There are going to be a few new workouts coming up soon. Thanks to the CrossFit football website for the idea on these workout styles. Until I find a better name for them I will be referring to them as "Punishment WODs". What that means is there will be a punishment for failure. Three examples are as follows:
Workout 1:
10 rounds
1 minute row
1 minute rest
The goal is to hit 3000 total meters. For every 5 meters unter 3000 you must complete 1 burpee pullup which are to be completed immediately after the rowing is completed (Yes you get your final minute of rest)
Workout 2:
100 Thrusters for time
Every time the bar is dropped you must immediately do 5 burpees. Record time and number of burpees.
Workout 3:
1-2-3-4-5-6-7-8-9-10 Pullups for time.
Do one pull up then drop off the bar, do two pull ups then drop off the bar, etc. If you fail to complete a round without dropping, you have to start that round over, i.e. if you are on round 6 and get 5 pull ups and drop you have to start that round over and do 6 pull ups again.
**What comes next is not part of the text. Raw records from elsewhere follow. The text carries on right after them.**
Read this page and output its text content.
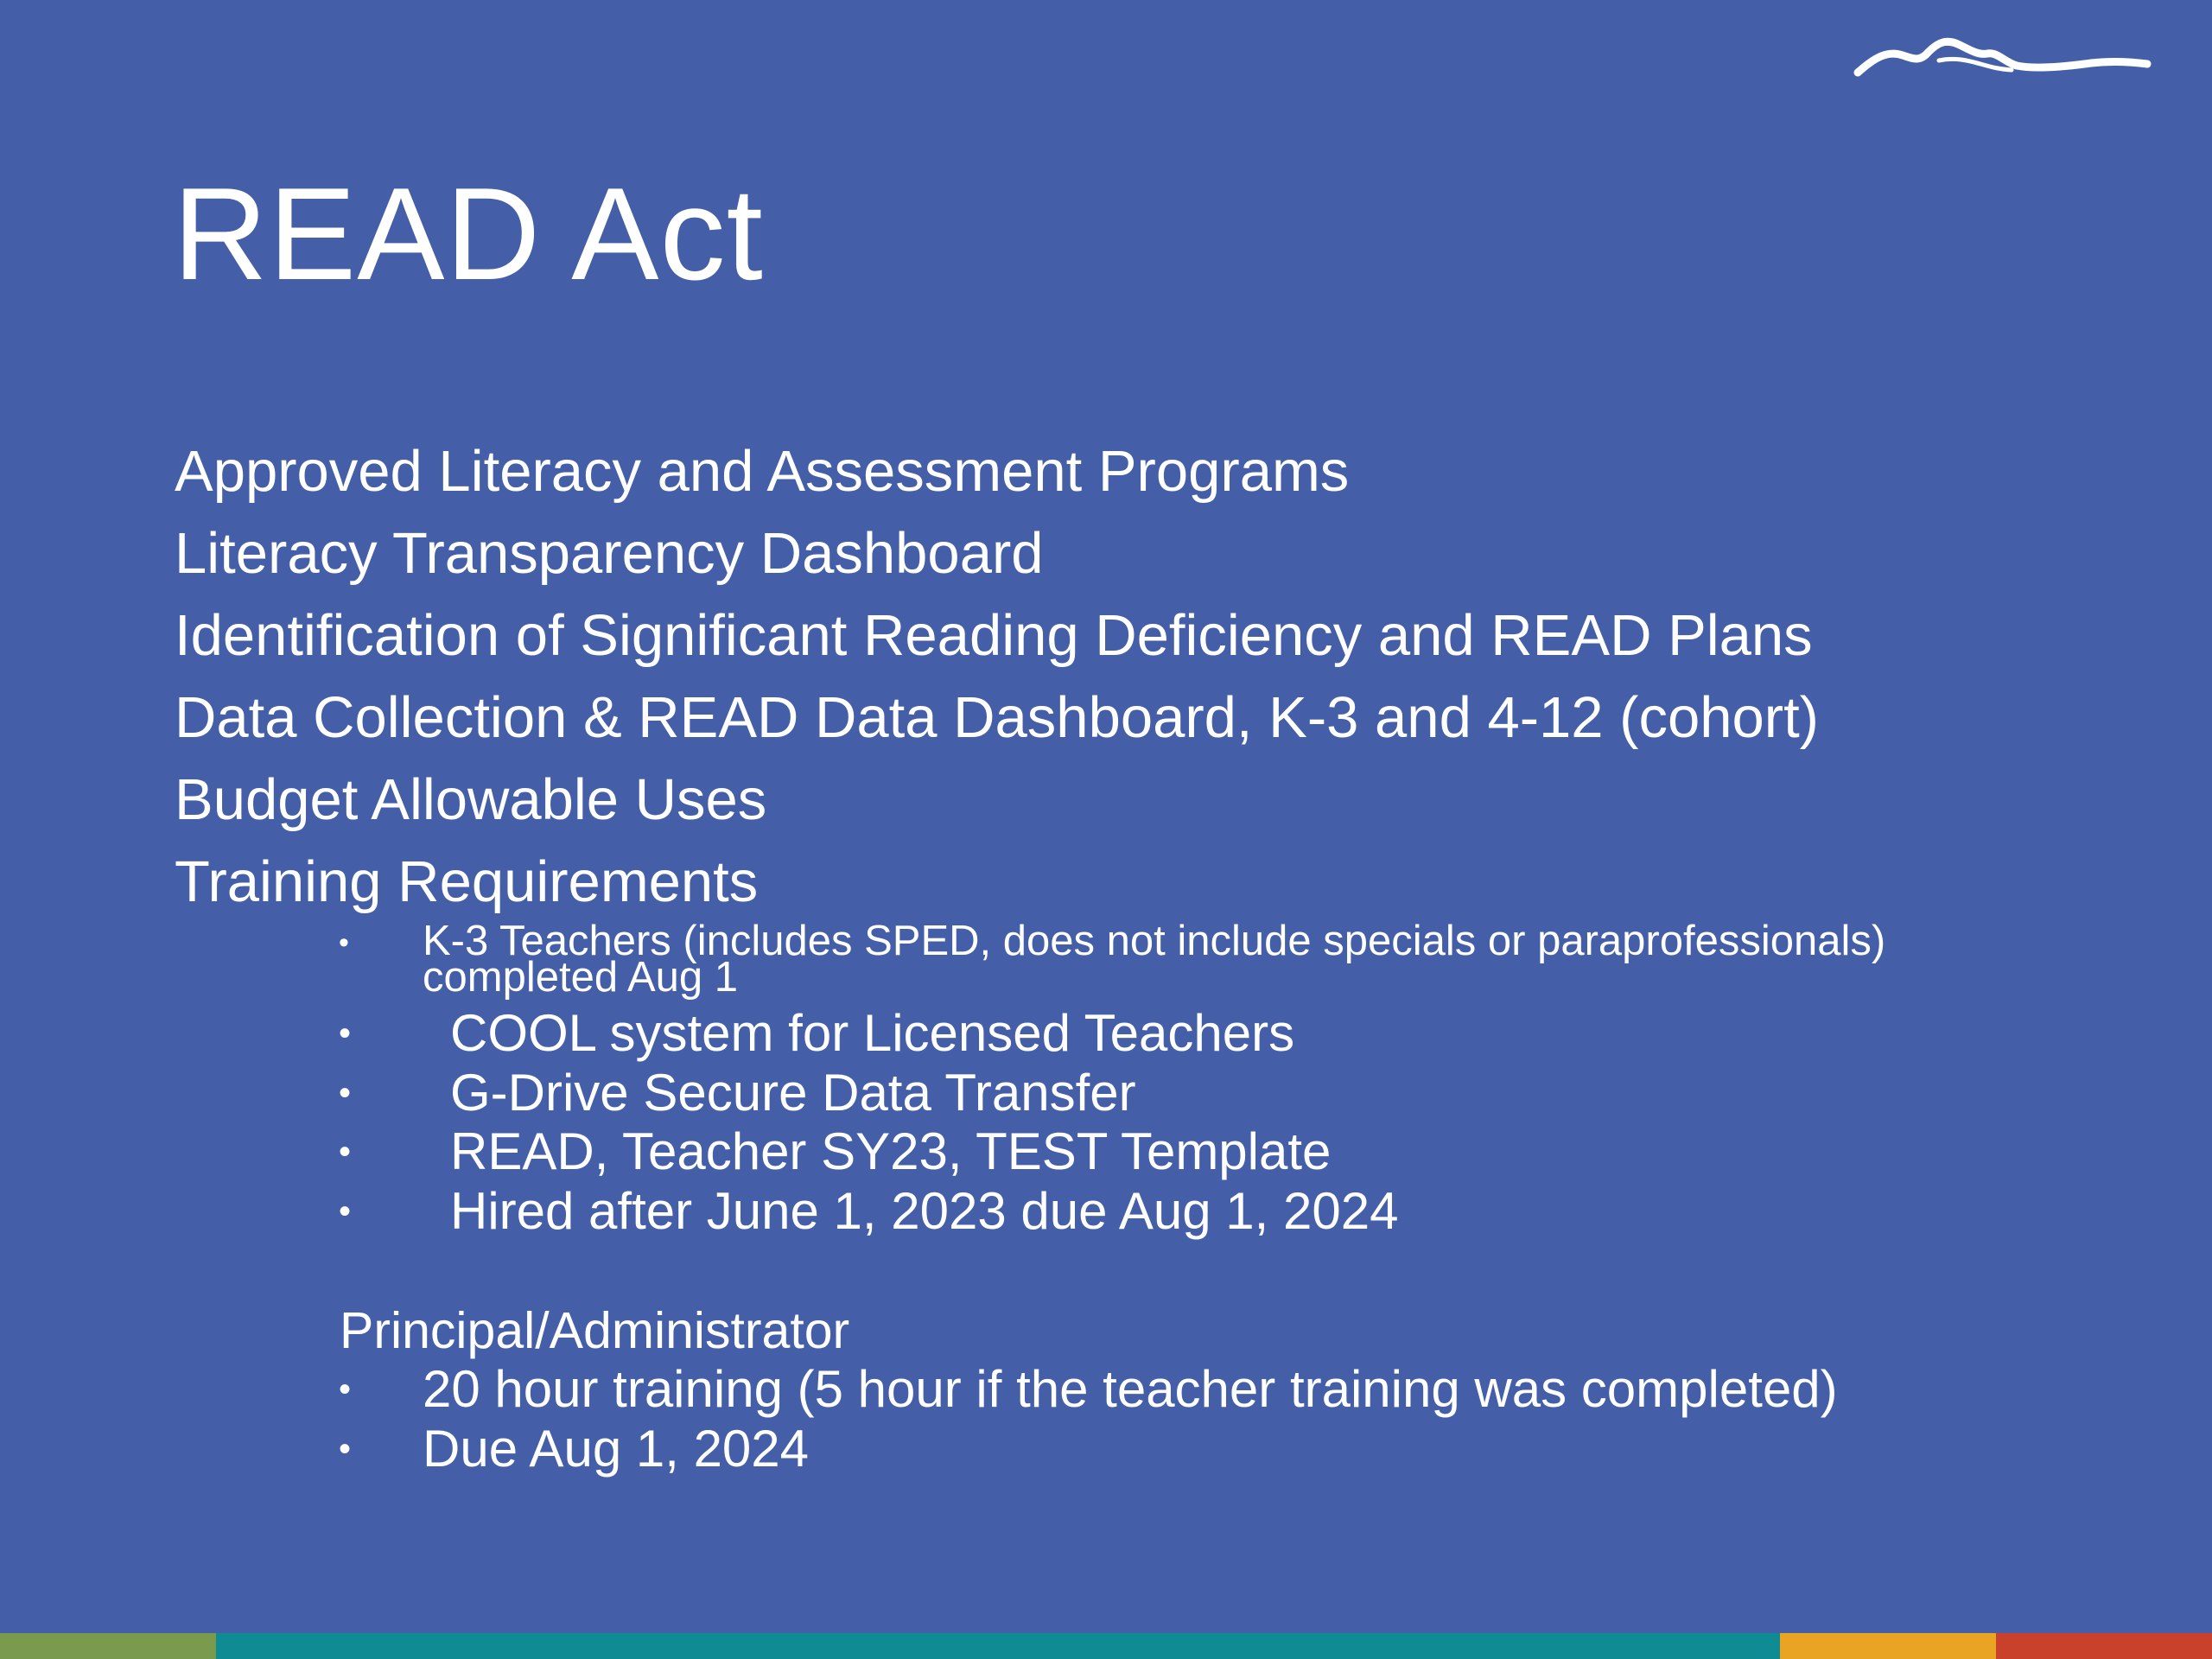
READ Act
Approved Literacy and Assessment Programs
Literacy Transparency Dashboard
Identification of Significant Reading Deficiency and READ Plans
Data Collection & READ Data Dashboard, K-3 and 4-12 (cohort)
Budget Allowable Uses
Training Requirements
• K-3 Teachers (includes SPED, does not include specials or paraprofessionals)
completed Aug 1
• COOL system for Licensed Teachers
• G-Drive Secure Data Transfer
• READ, Teacher SY23, TEST Template
• Hired after June 1, 2023 due Aug 1, 2024
Principal/Administrator
• 20 hour training (5 hour if the teacher training was completed)
• Due Aug 1, 2024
The point of these workouts is not actually to punish but to make you work harder at the task given and to get your mind to stop failing you. If you take it easy on the row, you are going to have a lot of burpee pull ups to do at the end. Many times we have more reps in us during our metcons, but our mind says to stop so we drop the bar. Now with the thrusters we are encouraged to not waste energy by dropping the bar but to keep it on our shoulders and get more reps.
Finally, the pull up ladder is another mind breaker. Let's take "Jackie" as an example. We have 30 pull ups to complete at the conclusion of the workout and our forearms are screaming. We want to finish but we don't want to get on the bar. So we tell ourselves, get one, get two. With the pull ups ladder, we have to tell ourselves, get 9, get 10. No small reps to chip away with, we have to really do it. Get on that bar and get them all. Get used to doing the higher reps when you are fatigued and you will be able to tackle those pull ups in the later rounds of WODs.
So while I may be calling them "punishment WODs" the punishment you serve is up to you. Work harder and you will be rewarded not only with less work in the end, but rewarding yourself with improvement, strength and overall fitness.